Edge-apexing in hereditary classes of graphs
Jagdeep Singh, Vaidy Sivaraman
TL;DR
This work studies the edge-apex transformation on hereditary graph classes, proving that finiteness of forbidden induced subgraphs is preserved under epex and providing a vertex-bound framework. It specializes to cographs, establishing a characterization of edge-apex cographs via forbidden induced subgraphs and performing a computer-assisted enumeration of all exclusions up to eight vertices. The results include a tight 5–8 vertex bound and a complete list of forbidden subgraphs for edge-apex cographs, obtained with SageMath. The findings have implications for structural graph theory and algorithms for recognizing near-cograph graphs.
Abstract
A class $\mathcal{G}$ of graphs is called hereditary if it is closed under taking induced subgraphs.
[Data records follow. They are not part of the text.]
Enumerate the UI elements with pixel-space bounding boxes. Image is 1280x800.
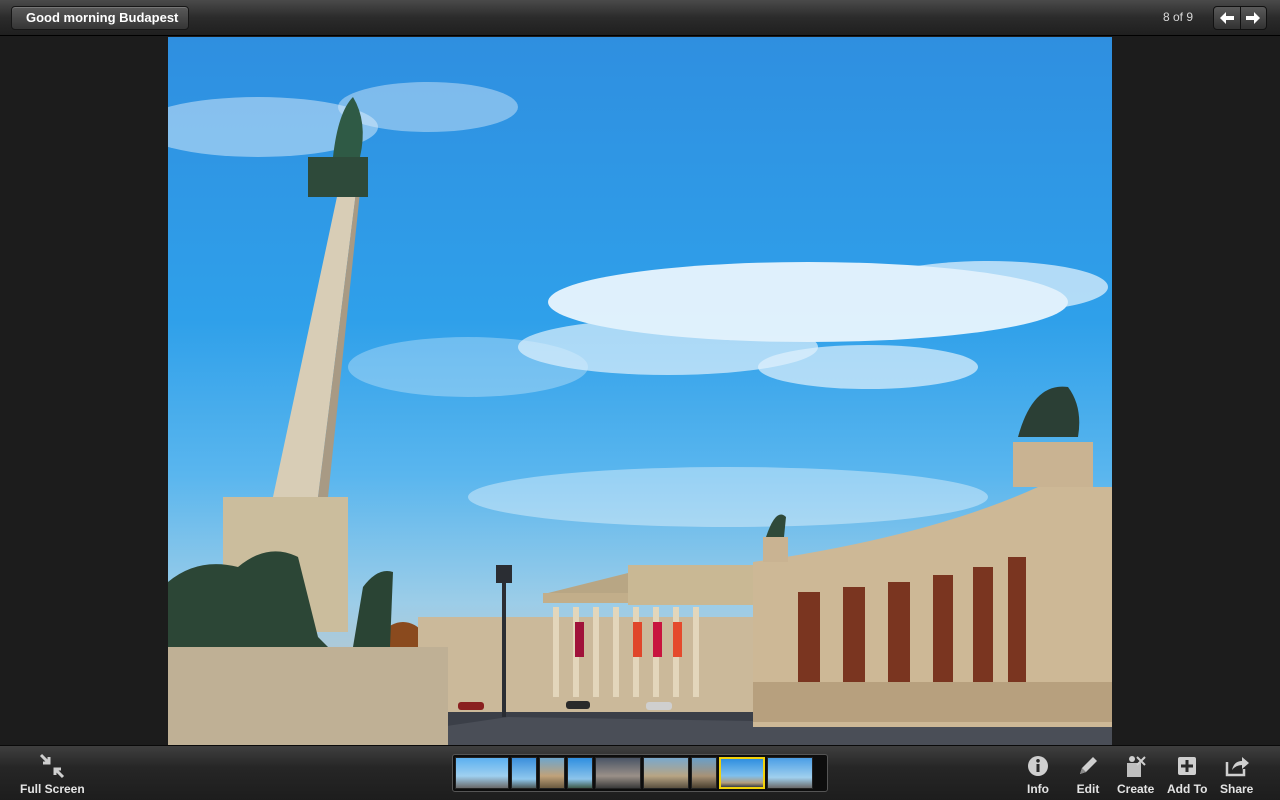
share-button[interactable]: Share xyxy=(1220,752,1253,796)
collapse-arrows-icon xyxy=(39,752,65,780)
arrow-right-icon xyxy=(1246,12,1261,24)
plus-box-icon xyxy=(1174,752,1200,780)
photo-counter: 8 of 9 xyxy=(1162,10,1194,24)
share-label: Share xyxy=(1220,782,1254,796)
top-bar: Good morning Budapest 8 of 9 xyxy=(0,0,1280,36)
info-icon xyxy=(1025,752,1051,780)
add-to-button[interactable]: Add To xyxy=(1167,752,1207,796)
info-button[interactable]: Info xyxy=(1025,752,1051,796)
bottom-toolbar: Full Screen Info Edit Create Add To Shar… xyxy=(0,745,1280,800)
filmstrip-thumb[interactable] xyxy=(539,757,565,789)
create-tools-icon xyxy=(1123,752,1149,780)
filmstrip-thumb[interactable] xyxy=(567,757,593,789)
arrow-left-icon xyxy=(1219,12,1234,24)
full-screen-button[interactable]: Full Screen xyxy=(20,752,85,796)
add-to-label: Add To xyxy=(1167,782,1208,796)
filmstrip-thumb[interactable] xyxy=(691,757,717,789)
full-screen-label: Full Screen xyxy=(20,782,85,796)
share-icon xyxy=(1224,752,1250,780)
filmstrip-thumb[interactable] xyxy=(511,757,537,789)
filmstrip[interactable] xyxy=(452,754,828,792)
filmstrip-thumb-selected[interactable] xyxy=(719,757,765,789)
info-label: Info xyxy=(1027,782,1049,796)
back-album-button[interactable]: Good morning Budapest xyxy=(11,6,190,30)
filmstrip-thumb[interactable] xyxy=(595,757,641,789)
edit-label: Edit xyxy=(1076,782,1100,796)
previous-photo-button[interactable] xyxy=(1214,7,1240,29)
filmstrip-thumb[interactable] xyxy=(767,757,813,789)
filmstrip-thumb[interactable] xyxy=(643,757,689,789)
create-button[interactable]: Create xyxy=(1117,752,1154,796)
next-photo-button[interactable] xyxy=(1239,7,1266,29)
pencil-icon xyxy=(1075,752,1101,780)
main-photo[interactable] xyxy=(168,37,1112,745)
edit-button[interactable]: Edit xyxy=(1075,752,1101,796)
filmstrip-thumb[interactable] xyxy=(455,757,509,789)
photo-nav-group xyxy=(1213,6,1267,30)
create-label: Create xyxy=(1117,782,1155,796)
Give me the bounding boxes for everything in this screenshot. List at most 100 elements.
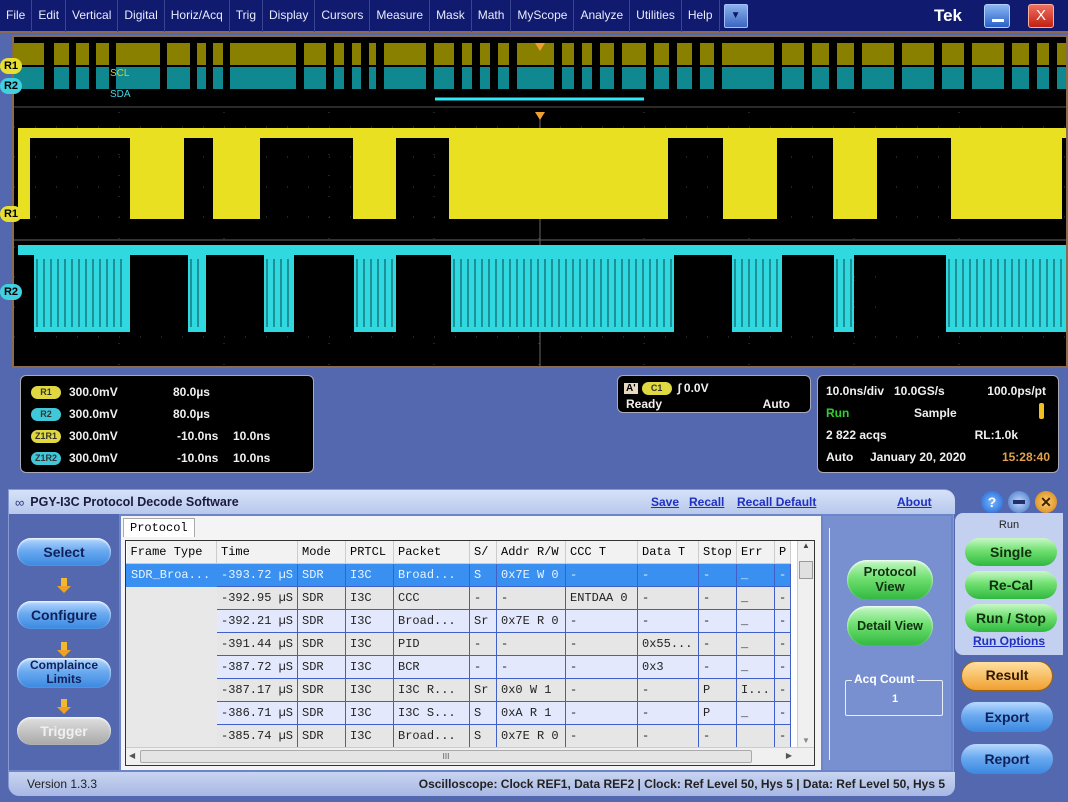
ref2-trace-block bbox=[732, 252, 782, 332]
column-header[interactable]: Err bbox=[736, 541, 776, 564]
close-panel-icon[interactable]: ✕ bbox=[1035, 491, 1057, 513]
arrow-down-icon bbox=[57, 699, 71, 715]
r2-marker[interactable]: R2 bbox=[0, 284, 22, 300]
trigger-button[interactable]: Trigger bbox=[17, 717, 111, 745]
scroll-down-icon[interactable]: ▼ bbox=[798, 736, 814, 745]
table-row[interactable]: -387.72 µS SDR I3C BCR - - -0x3- _ - bbox=[126, 654, 792, 679]
table-cell bbox=[126, 723, 217, 748]
menu-edit[interactable]: Edit bbox=[32, 0, 67, 32]
recall-link[interactable]: Recall bbox=[689, 495, 724, 509]
tab-protocol[interactable]: Protocol bbox=[123, 518, 195, 537]
r2-overview-marker[interactable]: R2 bbox=[0, 78, 22, 94]
minimize-button[interactable] bbox=[984, 4, 1010, 28]
menu-digital[interactable]: Digital bbox=[118, 0, 165, 32]
column-header[interactable]: PRTCL bbox=[345, 541, 395, 564]
detail-view-button[interactable]: Detail View bbox=[847, 606, 933, 646]
waveform-display[interactable]: SCL SDA bbox=[12, 35, 1068, 368]
menu-dropdown-button[interactable]: ▼ bbox=[723, 3, 748, 28]
table-row[interactable]: -387.17 µS SDR I3C I3C R... Sr 0x0 W 1- - P I...… bbox=[126, 677, 792, 702]
table-cell: - bbox=[469, 654, 498, 679]
menu-trig[interactable]: Trig bbox=[230, 0, 263, 32]
vertical-scrollbar[interactable]: ▲ ▼ bbox=[797, 541, 814, 747]
menu-horiz-acq[interactable]: Horiz/Acq bbox=[165, 0, 230, 32]
table-cell: SDR bbox=[297, 700, 347, 725]
menu-cursors[interactable]: Cursors bbox=[315, 0, 371, 32]
close-button[interactable]: X bbox=[1028, 4, 1054, 28]
menu-myscope[interactable]: MyScope bbox=[511, 0, 575, 32]
select-button[interactable]: Select bbox=[17, 538, 111, 566]
column-header[interactable]: S/ bbox=[469, 541, 498, 564]
z1r2-position: -10.0ns bbox=[177, 451, 219, 465]
table-cell: - bbox=[774, 677, 792, 702]
view-column: Protocol View Detail View Acq Count 1 bbox=[823, 516, 951, 770]
menu-help[interactable]: Help bbox=[682, 0, 720, 32]
configure-button[interactable]: Configure bbox=[17, 601, 111, 629]
overview-gap bbox=[326, 43, 334, 89]
table-cell: _ bbox=[736, 700, 776, 725]
column-header[interactable]: Data T bbox=[637, 541, 700, 564]
table-row[interactable]: -385.74 µS SDR I3C Broad... S 0x7E R 0---- bbox=[126, 723, 792, 748]
acquisition-readout[interactable]: 10.0ns/div 10.0GS/s 100.0ps/pt Run Sampl… bbox=[817, 375, 1059, 473]
protocol-view-button[interactable]: Protocol View bbox=[847, 560, 933, 600]
horizontal-scrollbar[interactable]: ◀ III ▶ bbox=[126, 747, 814, 765]
column-header[interactable]: Packet bbox=[393, 541, 471, 564]
overview-gap bbox=[1029, 43, 1037, 89]
ref2-trace-block bbox=[946, 252, 1066, 332]
trigger-readout[interactable]: A' C1 ∫ 0.0V Ready Auto bbox=[617, 375, 811, 413]
result-button[interactable]: Result bbox=[961, 661, 1053, 691]
menu-math[interactable]: Math bbox=[472, 0, 512, 32]
table-cell: -387.17 µS bbox=[215, 677, 299, 702]
column-header[interactable]: CCC T bbox=[565, 541, 639, 564]
recal-button[interactable]: Re-Cal bbox=[965, 571, 1057, 599]
overview-gap bbox=[669, 43, 677, 89]
scroll-left-icon[interactable]: ◀ bbox=[129, 751, 135, 760]
status-bar: Version 1.3.3 Oscilloscope: Clock REF1, … bbox=[9, 772, 955, 796]
column-header[interactable]: Stop bbox=[698, 541, 738, 564]
channel-row-z1r2: Z1R2 300.0mV -10.0ns 10.0ns bbox=[31, 450, 270, 466]
menu-measure[interactable]: Measure bbox=[370, 0, 431, 32]
workflow-column: Select Configure Complaince Limits Trigg… bbox=[9, 514, 119, 770]
table-row[interactable]: -386.71 µS SDR I3C I3C S... S 0xA R 1- - P _ - bbox=[126, 700, 792, 725]
thermometer-icon bbox=[1039, 403, 1044, 419]
table-row[interactable]: -392.95 µS SDR I3C CCC - - ENTDAA 0- - _ - bbox=[126, 585, 792, 610]
r1-overview-marker[interactable]: R1 bbox=[0, 58, 22, 74]
overview-gap bbox=[964, 43, 972, 89]
column-header[interactable]: Frame Type bbox=[126, 541, 217, 564]
save-link[interactable]: Save bbox=[651, 495, 679, 509]
menu-utilities[interactable]: Utilities bbox=[630, 0, 682, 32]
help-icon[interactable]: ? bbox=[981, 491, 1003, 513]
column-header[interactable]: P bbox=[774, 541, 792, 564]
table-cell: Sr bbox=[469, 677, 498, 702]
menu-display[interactable]: Display bbox=[263, 0, 316, 32]
vertical-scroll-thumb[interactable] bbox=[799, 561, 813, 579]
menu-mask[interactable]: Mask bbox=[430, 0, 472, 32]
z1r1-extra: 10.0ns bbox=[233, 429, 271, 443]
column-header[interactable]: Time bbox=[216, 541, 299, 564]
column-header[interactable]: Mode bbox=[297, 541, 347, 564]
about-link[interactable]: About bbox=[897, 495, 932, 509]
menu-analyze[interactable]: Analyze bbox=[574, 0, 631, 32]
table-row[interactable]: SDR_Broa... -393.72 µS SDR I3C Broad... S 0x7E… bbox=[126, 562, 792, 587]
run-options-link[interactable]: Run Options bbox=[955, 634, 1063, 648]
menu-vertical[interactable]: Vertical bbox=[66, 0, 119, 32]
single-button[interactable]: Single bbox=[965, 538, 1057, 566]
ref1-trace-block bbox=[18, 137, 30, 219]
table-cell: P bbox=[698, 677, 738, 702]
r1-marker[interactable]: R1 bbox=[0, 206, 22, 222]
export-button[interactable]: Export bbox=[961, 702, 1053, 732]
menu-file[interactable]: File bbox=[0, 0, 33, 32]
table-row[interactable]: -391.44 µS SDR I3C PID - - -0x55... - _ - bbox=[126, 631, 792, 656]
horizontal-scroll-thumb[interactable]: III bbox=[140, 750, 752, 763]
compliance-limits-button[interactable]: Complaince Limits bbox=[17, 658, 111, 688]
scroll-right-icon[interactable]: ▶ bbox=[786, 751, 792, 760]
minimize-panel-icon[interactable] bbox=[1008, 491, 1030, 513]
scroll-up-icon[interactable]: ▲ bbox=[798, 541, 814, 550]
column-header[interactable]: Addr R/W bbox=[496, 541, 567, 564]
table-cell: I3C bbox=[345, 700, 395, 725]
report-button[interactable]: Report bbox=[961, 744, 1053, 774]
channel-readout[interactable]: R1 300.0mV 80.0µs R2 300.0mV 80.0µs Z1R1… bbox=[20, 375, 314, 473]
r1-time: 80.0µs bbox=[173, 385, 210, 399]
table-row[interactable]: -392.21 µS SDR I3C Broad... Sr 0x7E R 0- - - _ - bbox=[126, 608, 792, 633]
run-stop-button[interactable]: Run / Stop bbox=[965, 604, 1057, 632]
recall-default-link[interactable]: Recall Default bbox=[737, 495, 816, 509]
We denote by $G^{epex}$ the class of graphs that are at most one edge away from being in $\mathcal{G}$. We note that $G^{epex}$ is hereditary and prove that if a hereditary class $\mathcal{G}$ has finitely many forbidden induced subgraphs, then so does $G^{epex}$. The hereditary class of cographs consists of all graphs $G$ that can be generated from $K_1$ using complementation and disjoint union. Cographs are precisely the graphs that do not have the $4$-vertex path as an induced subgraph. For the class of edge-apex cographs our main result bounds the order of such forbidden induced subgraphs by 8 and finds all of them by computer search.